I think the days when tables were set with these rather frivolous big embroidered dinner table linens by blind nuns (well, they went blind doing the embroidery) and the young Indian girls--has passed.
A overly elaborate folded napkin, as you note, is definitely dated looking. My guess is that it was the housekeeper or butler who did that too-studied napkin folding which is far from chic. I doubt that Minnie did her own tablesettings--and therefore she was left with this 'puddle' and 'muddle' of a napkin.
I must say it all looks a bit fussy, however. Wish I loved it all more. I really do.

Emily Evans Eerdmans said...

DDS,
a puddle muddle is right! I have a book called the Butler's Guide to quelquechose which gives several ways to fold a napkin - every time I try one, it's always a catastrophe....so I guess I should be thankful the age of elaborate folds are over!

EEE

little augury said...

EEE- Your thoughts on the interior and art are just exactly right. The art appears to be a part of it all- Living well with perfect understated elegance- and only the best. The side chairs are- just just SO & I love the bit about the lilbit vegetables. You don't say? tell more.
Perfect post. la

Pamela Terry and Edward said...

I share your love of linens from ebay. I have found some real treasures that way.

Lovely waspy post.

home before dark said...

So, the smaller the vegetables, the smaller the mind? I think it could be a story a for a murder mystery. The comparison between today's post and the old world haunting beauty of the last are, indeed worlds apart. Paulette Tavormina puts beauty on her back and carries it to the finish line.

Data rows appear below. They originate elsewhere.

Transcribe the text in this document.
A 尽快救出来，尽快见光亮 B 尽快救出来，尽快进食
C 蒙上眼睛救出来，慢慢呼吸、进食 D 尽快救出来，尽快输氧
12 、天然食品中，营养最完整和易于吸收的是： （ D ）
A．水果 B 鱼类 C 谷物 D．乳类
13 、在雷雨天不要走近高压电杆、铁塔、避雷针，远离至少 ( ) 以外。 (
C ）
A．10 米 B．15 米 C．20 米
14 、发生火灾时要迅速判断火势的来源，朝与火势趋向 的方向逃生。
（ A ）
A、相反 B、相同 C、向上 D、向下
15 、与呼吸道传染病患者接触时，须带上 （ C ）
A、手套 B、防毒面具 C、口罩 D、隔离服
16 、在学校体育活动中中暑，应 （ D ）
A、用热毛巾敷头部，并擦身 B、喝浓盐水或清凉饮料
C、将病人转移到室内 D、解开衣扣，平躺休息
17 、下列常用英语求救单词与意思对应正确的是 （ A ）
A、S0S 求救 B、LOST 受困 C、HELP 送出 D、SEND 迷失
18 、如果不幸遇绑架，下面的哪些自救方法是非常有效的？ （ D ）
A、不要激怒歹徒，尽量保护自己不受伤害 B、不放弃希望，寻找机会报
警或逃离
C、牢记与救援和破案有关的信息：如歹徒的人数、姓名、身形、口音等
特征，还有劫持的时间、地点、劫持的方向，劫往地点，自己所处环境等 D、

Emily Evans Eerdmans said...

Pamela, I found the most exquisite handkerchief with an E monogram - but one should probably draw the line at second-hand handkerchief, no? I just discovered this site: http://gypsyrosalie.com/ - pure heaven. I think you'll like it - good prices too. EEE

Emily Evans Eerdmans said...

Home, it's incredible! These women had the world on the string, were jet-setting partout, and could meet anyone they wanted to, and their days were consumed with warring over miniature broccoli. Really puts things in perspective.

Mrs. Blandings said...

E - I've saved these tear sheets, too, and it is great to have "the rest of the story." Thanks for hunting around.

LPC said...

Museum quality art in a family setting, check. SO MUCH chintz, not sure. In case this is a group who likes the tongue-in-cheek stories of High WASPs, I'd like to introduce myself. Here is my modern day version of a calling card, if you don't mind my presumption. Thank you. http://amidlifeofprivilege.blogspot.com/2009/07/and-they-sometimes-call-it-nude.html. BTW, in the post I'm referring to khaki, not anything inappropriate.

Anonymous said...

The interior is perfect no matter what anybody says...EEE thanks for sharing this.

PS -LPC.. who cares about so much chintz when you have the deep pockets to do and buy what ever the
& *&*&*()() you want... we all should be so lucky and NOT judge that lucky decorator...throw the opinions out those windows into the river and just xxx

John Tackett said...

Actually, the Whitneys moved to this apartment as a temporary measure while the 63rd Street subway was being constructed beneath their triple-lot-width townhouse, their Manhattan outpost when that drive out to Greentree just couldn't be faced. Like so many things in the Big Apple, the construction of that new subway line ran years and years over in construction, and Jock Whitney died before it was finally finished.